SEOUL, Nov. 1 (Korea Bizwire) — South Korea’s new coronavirus cases fell below 2,000 for the first time in five days Monday as the country began its “living with COVID-19″ scheme meant to phase out coronavirus restrictions amid the rising rate of vaccinations.
On Monday, the government relaxed the social distancing rules as part of a broader plan to gradually lift the virus restrictions by the end of February.
South Korea reported 1,686 new COVID-19 cases, including 1,666 local infections, raising the total caseload to 366,386, the Korea Disease Control and Prevention Agency (KDCA) said.
The daily caseload fell below the 2,000 level after reporting more than 2,000 cases in the past four days.
Daily virus caseloads tend to decrease on weekends and holidays.
As of 9 p.m.
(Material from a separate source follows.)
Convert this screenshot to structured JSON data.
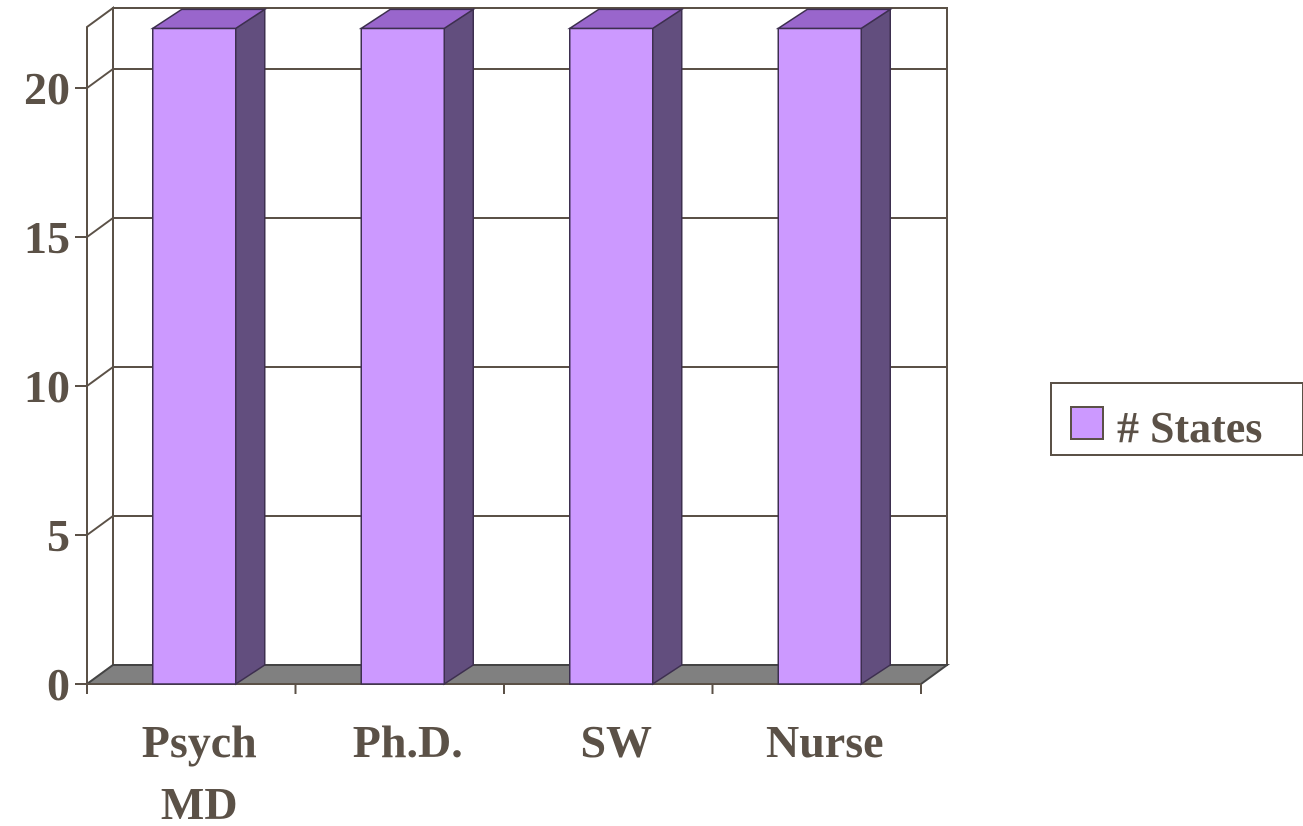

Monday, the country reported 1,323 new cases. The number excludes infection cases in the southern port city of Busan, which decided not to release real-time coronavirus cases starting Monday.
Cases are counted until midnight and announced the following morning.
Health authorities remain on high alert as there might be cluster infections following the Halloween weekend. Seoul’s downtown areas were crowded with larger-than-usual numbers of people celebrating the annual Western holiday.
The death toll rose by nine to 2,858 on Monday. The fatality rate stood at 0.78 percent.
Of the locally transmitted cases, Seoul had 639 cases, with the surrounding Gyeonggi Province logging 560 cases and Incheon, west of Seoul, 127 cases.
Twenty cases came from overseas, putting the cumulative total at 15,113. Cases from Asian countries except for China stood at 10, with cases from Europe at eight, one from the United States and one from Egypt.
Under the first of the three-phase scheme, people are allowed to gather in groups of up to 10, regardless of vaccination. Basic preventive measures like wearing masks indoors will stay in effect.
Operation hour curfews for businesses that cover restaurants, cafes and movie theaters are fully lifted, except for night entertainment facilities.
But high-risk facilities, such as bars and nightclubs, are required to introduce the “vaccine pass” system under which visitors have to show a vaccination certificate or negative test result.
About 41.14 million people, or 80.1 percent of the country’s 52 million population, have received their first COVID-19 vaccine shots. The number of fully vaccinated people came to 38.68 million, or 75.3 percent, KDCA said.
Beginning Monday, health authorities started inoculating people aged between 12 and 15 with the Pfizer vaccine, as well as booster shots for those who are aged 18 and older who suffer lower immune functions, including acute leukemia and the human immunodeficiency virus.